Scottish Fairy and Folk Tales, by George Douglas, [1901], at sacred-texts.com
As I was a-walking one morning in the spring,
I heard a young ploughman so sweetly to sing,
And as he was singing these words he did say,
No life is like the ploughman's in the month of May.
The lark in the morning rises from her nest,
And mounts in the air with the dew on her breast,
And with the jolly ploughman she'll whistle and she'll sing,
And at night she'll return to her nest back again.
If you walk in the fields any pleasure to find,
You may see what the ploughman enjoys in his mind;
There the corn he sows grows and the flowers do spring,
And the ploughman's as happy as a prince or a king.

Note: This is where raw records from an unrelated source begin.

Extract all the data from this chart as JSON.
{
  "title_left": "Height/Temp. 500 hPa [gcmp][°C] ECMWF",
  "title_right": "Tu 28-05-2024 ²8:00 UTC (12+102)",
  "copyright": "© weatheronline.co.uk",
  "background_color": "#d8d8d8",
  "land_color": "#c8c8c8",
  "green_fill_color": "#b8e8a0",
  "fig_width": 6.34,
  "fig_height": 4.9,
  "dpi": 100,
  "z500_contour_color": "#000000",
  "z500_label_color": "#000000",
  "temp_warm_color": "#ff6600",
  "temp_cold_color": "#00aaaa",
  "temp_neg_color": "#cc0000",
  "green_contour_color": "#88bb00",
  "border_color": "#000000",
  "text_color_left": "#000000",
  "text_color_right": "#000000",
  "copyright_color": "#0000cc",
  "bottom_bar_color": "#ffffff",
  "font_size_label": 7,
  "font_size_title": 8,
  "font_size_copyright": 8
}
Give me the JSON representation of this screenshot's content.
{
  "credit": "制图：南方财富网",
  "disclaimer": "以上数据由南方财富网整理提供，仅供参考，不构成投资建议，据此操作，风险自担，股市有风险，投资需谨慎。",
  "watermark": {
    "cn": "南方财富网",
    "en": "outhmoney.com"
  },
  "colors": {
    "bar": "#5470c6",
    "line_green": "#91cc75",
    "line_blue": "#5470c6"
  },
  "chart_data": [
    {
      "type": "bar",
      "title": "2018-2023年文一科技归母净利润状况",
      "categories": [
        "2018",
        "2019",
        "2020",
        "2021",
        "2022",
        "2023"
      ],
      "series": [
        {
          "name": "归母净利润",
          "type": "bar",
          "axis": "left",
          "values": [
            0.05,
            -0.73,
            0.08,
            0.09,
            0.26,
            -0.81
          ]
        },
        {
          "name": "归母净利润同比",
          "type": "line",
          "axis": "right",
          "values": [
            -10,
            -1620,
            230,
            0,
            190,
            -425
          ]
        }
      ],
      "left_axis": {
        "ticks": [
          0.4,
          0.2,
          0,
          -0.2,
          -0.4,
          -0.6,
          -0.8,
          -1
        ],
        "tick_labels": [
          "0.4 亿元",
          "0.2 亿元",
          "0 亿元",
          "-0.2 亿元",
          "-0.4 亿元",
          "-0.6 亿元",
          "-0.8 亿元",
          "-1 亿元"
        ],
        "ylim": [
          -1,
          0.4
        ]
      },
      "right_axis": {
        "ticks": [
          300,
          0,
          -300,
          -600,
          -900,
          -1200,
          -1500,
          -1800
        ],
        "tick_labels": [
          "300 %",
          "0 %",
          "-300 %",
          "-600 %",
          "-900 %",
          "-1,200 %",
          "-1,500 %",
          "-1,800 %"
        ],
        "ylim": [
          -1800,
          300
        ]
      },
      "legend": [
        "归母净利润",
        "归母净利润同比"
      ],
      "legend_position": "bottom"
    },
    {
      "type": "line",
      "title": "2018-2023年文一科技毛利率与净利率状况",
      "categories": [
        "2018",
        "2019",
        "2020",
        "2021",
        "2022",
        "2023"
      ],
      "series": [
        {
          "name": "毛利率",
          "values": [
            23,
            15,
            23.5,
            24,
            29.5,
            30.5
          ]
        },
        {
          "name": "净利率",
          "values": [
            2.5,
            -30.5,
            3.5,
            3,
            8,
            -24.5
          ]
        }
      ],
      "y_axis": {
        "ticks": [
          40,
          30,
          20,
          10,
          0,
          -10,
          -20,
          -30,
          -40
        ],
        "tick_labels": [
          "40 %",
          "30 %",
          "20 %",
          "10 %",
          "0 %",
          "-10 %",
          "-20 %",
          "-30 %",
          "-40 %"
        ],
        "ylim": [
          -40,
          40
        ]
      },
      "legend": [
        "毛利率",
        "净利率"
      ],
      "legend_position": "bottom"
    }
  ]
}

When his day's work is done that he has to do,
Perhaps to some country walk he will go; p. 303
There with a sweet lass he will dance and sing,
And at night return with his lass back again.
Then he rises next morning to follow his team,
Like a jolly ploughman so neat and so trim;
If he kiss a pretty girl he will make her his wife,
And she loves her jolly ploughman as dear as her life.
There's Molly and Dolly, Nelly and Sue;
There's Ralph, John, and Willie, and young Tommy too ;
Each lad takes his lass to the wake or the fair,
Adzooks! they look rarely I vow and declare.